花樣年華 THE NOTES 1 - The Most Beautiful Moment In Life
Her Şey Buradan Başladı - YoonGi
YoonGi
12 Haziran Yıl 19
Okulu hiç düşünmeden astım ama gidecek bir yerim de yoktu. Hava sıcaktı ve ne param vardı, ne de yapacak bir şeyim. Denize gitmeyi ilk öneren NamJoon'du. Diğerleri heyecanlı görünüyordu ama ben yine de pek umursamıyordum. “Paranız var mı?” Sorumu duyunca, NamJoon diğerlerine ceplerini karıştırmalarını söyledi. Birkaç bozukluk ve ondan bile az kağıt para çıktı. “Gidemeyiz.” “Neden yürümüyoruz?” Bu sanırım TaeHyung'du. NamJoon'un ifadesi, ona kafasını kullanmasını ve konuşmadan önce düşünmesini söyler gibiydi. Ben hariç herkes hızlı hızlı konuşuyor, nedensizce gülüyor ve etrafta boğuşup duruyordu. Hiç havamda olmadığım için geri durdum. Güneş kavuruyordu. Gün ortasıydı, ağaçların altında hiç gölge de yoktu. Asfalt yolda kaldırım yoktu ve ne zaman bir araba geçse yoğun bir toz dumanı havalanıyordu.
“Hadi gidelim.” Konuşan yine TaeHyung'du. Ya da HoSeok muydu? Pek dikkat etmiyordum ama bu ikisinden biri olmalıydı. Oraya gitmek için herhangi bir sebep görmüyordum... Onlara bensiz gitmelerini söylemeli miydim? Başımı çevirdim ve neredeyse birine çarpıyordum. JiMin'di bu. Bir heykel gibi kımıldamadan duruyordu. Çok korkunç bir şey görmüşçesine yüzündeki en ufak kas bile titriyordu. “İyi misin?” Sorumun farkında değilmiş gibiydi. Bakışları
Botanik Çiçek Bahçesi'ne 2.1 km yazılı tabelaya odaklanmıştı. Bayılacakmış gibi solgunlaşan yüzünden terler damlıyordu. “Park JiMin!” Tekrar seslendim ama yerinden kımıldamadı bile. Orada öylece durup tabelaya bakıyordu.
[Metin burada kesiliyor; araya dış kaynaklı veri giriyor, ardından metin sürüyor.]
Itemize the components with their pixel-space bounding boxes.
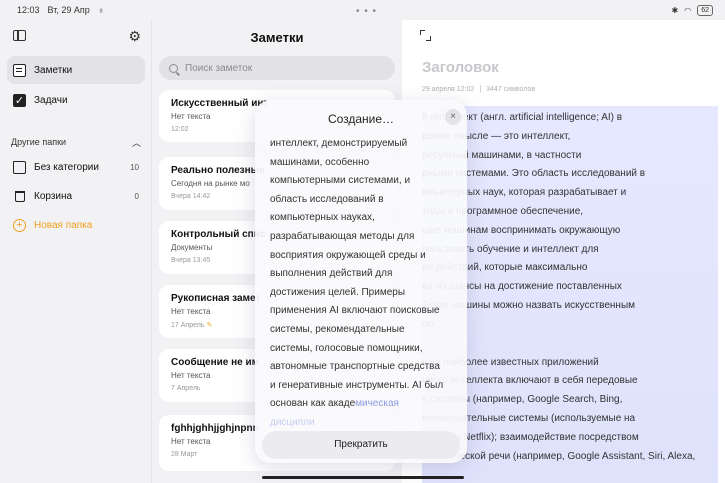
stop-button[interactable]: Прекратить <box>262 431 460 459</box>
meta-separator: | <box>479 86 482 93</box>
sidebar: ⚙ Заметки ✓ Задачи Другие папки ︿ Без ка… <box>0 20 152 483</box>
note-date: 29 апреля 12:02 <box>422 86 475 93</box>
trash-icon <box>14 190 25 202</box>
generated-text: интеллект, демонстрируемый машинами, осо… <box>270 135 460 433</box>
sidebar-item-tasks[interactable]: ✓ Задачи <box>7 86 145 114</box>
new-folder-button[interactable]: + Новая папка <box>7 211 145 239</box>
other-folders-header[interactable]: Другие папки ︿ <box>11 137 141 148</box>
plus-icon: + <box>13 218 26 232</box>
sidebar-item-label: Задачи <box>34 94 68 106</box>
sidebar-toolbar: ⚙ <box>13 28 141 46</box>
folder-count: 0 <box>134 191 139 201</box>
search-icon <box>169 63 178 73</box>
gear-icon[interactable]: ⚙ <box>128 28 141 45</box>
char-count: 3447 символов <box>486 86 536 93</box>
chevron-up-icon: ︿ <box>131 138 141 148</box>
generated-text-fading: мическая <box>355 398 399 410</box>
section-label: Другие папки <box>11 137 67 147</box>
sidebar-item-trash[interactable]: Корзина 0 <box>7 182 145 210</box>
checkbox-icon: ✓ <box>13 93 26 107</box>
sidebar-item-label: Корзина <box>34 190 73 202</box>
note-icon <box>13 63 26 77</box>
note-meta: 29 апреля 12:02 | 3447 символов <box>422 86 535 93</box>
note-date: 17 Апрель <box>171 322 205 329</box>
location-icon: ♁ <box>97 5 105 15</box>
wifi-icon: ◠ <box>684 6 692 15</box>
search-input[interactable]: Поиск заметок <box>159 56 395 80</box>
handwriting-icon: ✎ <box>206 322 213 329</box>
expand-icon[interactable] <box>420 30 431 41</box>
page-title: Заметки <box>250 30 304 45</box>
status-date: Вт, 29 Апр <box>47 5 90 15</box>
search-placeholder: Поиск заметок <box>185 62 253 74</box>
sidebar-item-label: Заметки <box>34 64 73 76</box>
dialog-title: Создание… <box>327 112 395 126</box>
sidebar-item-notes[interactable]: Заметки <box>7 56 145 84</box>
home-indicator[interactable] <box>262 476 464 479</box>
more-dots-icon[interactable]: • • • <box>356 6 377 17</box>
status-time: 12:03 <box>17 5 40 15</box>
battery-icon: 62 <box>697 5 713 16</box>
sidebar-item-uncategorized[interactable]: Без категории 10 <box>7 153 145 181</box>
ai-generation-dialog: Создание… × интеллект, демонстрируемый м… <box>255 100 467 463</box>
bluetooth-icon: ✱ <box>671 6 679 15</box>
new-folder-label: Новая папка <box>34 219 93 231</box>
folder-icon <box>13 160 26 174</box>
generated-text-fading-2: дисципли <box>270 416 315 428</box>
sidebar-toggle-icon[interactable] <box>13 30 26 41</box>
generated-text-main: интеллект, демонстрируемый машинами, осо… <box>270 138 444 410</box>
close-icon[interactable]: × <box>445 109 461 125</box>
folder-count: 10 <box>130 162 139 172</box>
sidebar-item-label: Без категории <box>34 161 99 173</box>
note-title-field[interactable]: Заголовок <box>422 59 499 76</box>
“Hey, hava botanik bahçesine gitmek için çok sıcak. Hadi, denize gidelim.” Olabildiğince düz bir ses tonuyla söylemeye çalıştım. Botanik Çiçek Bahçesi'nde ne olduğunu bilmiyordum ama içimden bir ses oradan uzak durmam gerektiğini söylüyordu. “Paramız kısıtlı.” diye belirtti HoSeok. “Yürüyebiliriz.” Konuşan yine TaeHyung'du. “Bence tren istasyonuna vardığımızda bir şeyler bulabiliriz. Tabii, akşam yemeğini es geçmemiz gerekecek.” diyerek söze girdi NamJoon. JungKook ve TaeHyung mızmızlandı. JiMin herkes istasyona doğru ilerlemeye başladığında kendine geldi. Başı öne eğilmiş ve omuzlarını kamburlaştırmış JiMin, küçük bir çocuk gibi görünüyordu. Dönüp tabelaya baktım. Botanik Çiçek Bahçesi yazısı gittikçe görüş alanımızdan çıkıyordu.